Wednesday, January 25, 2017

Paul Krugman: Trump is nuts



Krugman's tweet"An American first: a president who was obviously mentally ill the moment he took office. Thanks, Comey."

After Trump's July 6 speech last year, James Fallows made a similar diagnosis:

The half-hour of Trump’s performance was objectively as alarming, in mental-balance terms, as anything we have seen from a major party candidate in modern history. I can’t find an online video of the whole 30 minutes that has acceptable audio quality. But imagine the mosquito clip extended at full length and you have the idea.

I defy anyone to watch these 30 minutes and feel comfortable with the idea of Donald Trump making the countless judgment calls required of a president. This man is not well. But he is the man the GOP is about to nominate for the presidency.

Trump may not be clinically insane, but Fallows is both more general and more specific when he says "This man is not well." Trump has been the boss since his father died. Except for his critics in the media, there was no one close to him to tell him he was full of shit. Intellectually he's led a sheltered life. The Truth is whatever the boss says it is.

The day after the election, Jonathan Chait told us what we were in for:

...The Trump years will be a horror...The Republicans will pass massive regressive tax cuts; they will take access to medical care from the poor and sick; they will deregulate the financial industry and fossil-fuel emitters.

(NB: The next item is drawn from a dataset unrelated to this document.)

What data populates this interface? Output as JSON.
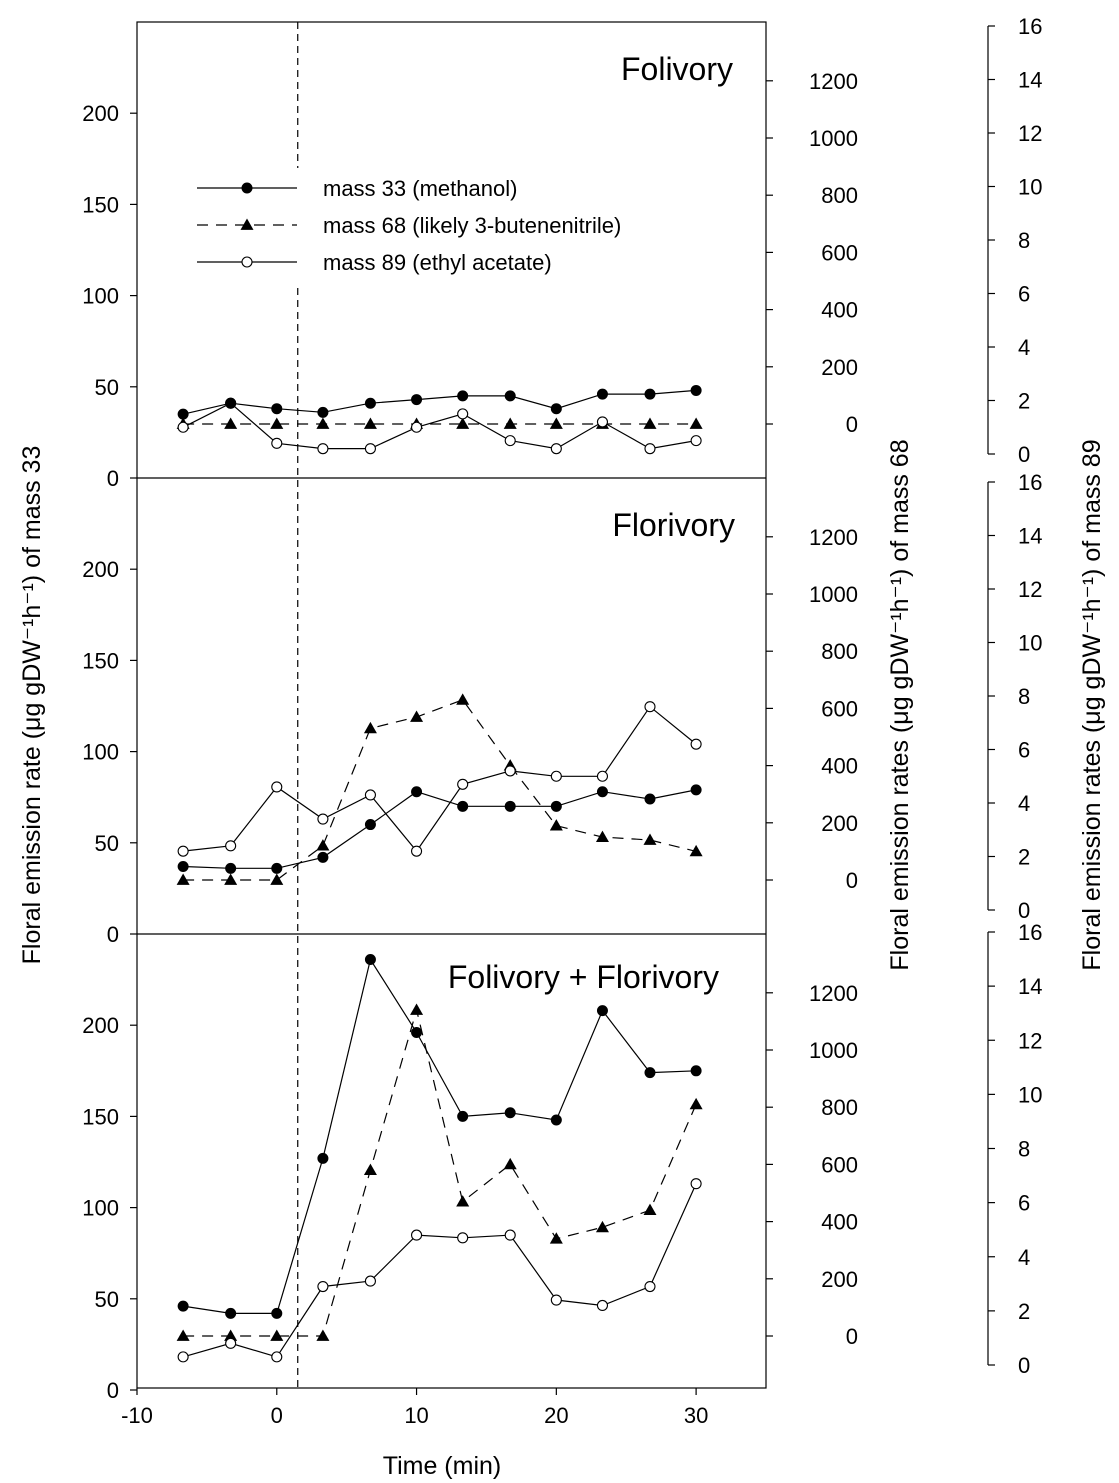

And that is just the beginning, the best-case scenario. Trump is an impulsive, egotistical bully, intolerant of criticism and dissent and drawn to the ruthless application of power. Many liberals have been warning that American democracy is far weaker than we believed, and this was before any of us imagined a monster like Trump commanding the Executive branch. 

Trump will shake the Republic to its foundations. And the Republicans will shake it with him. If there is a central point I tried to drive home, it is that Trumpism grows out of a decades-long trend toward authoritarianism as the dominant tendency of Republican politics. I don’t know what American government will look like after four years of Trump — or if it will only last four years, or even if it will only last eight...

The "horror" is just beginning. The last time I was really scared about what the federal government was doing was during the Cuban missile crisis in 1962. I've learned since that only President Kennedy stood between his military advisers and an all-out attack on Cuba that risked war with the Soviet Union.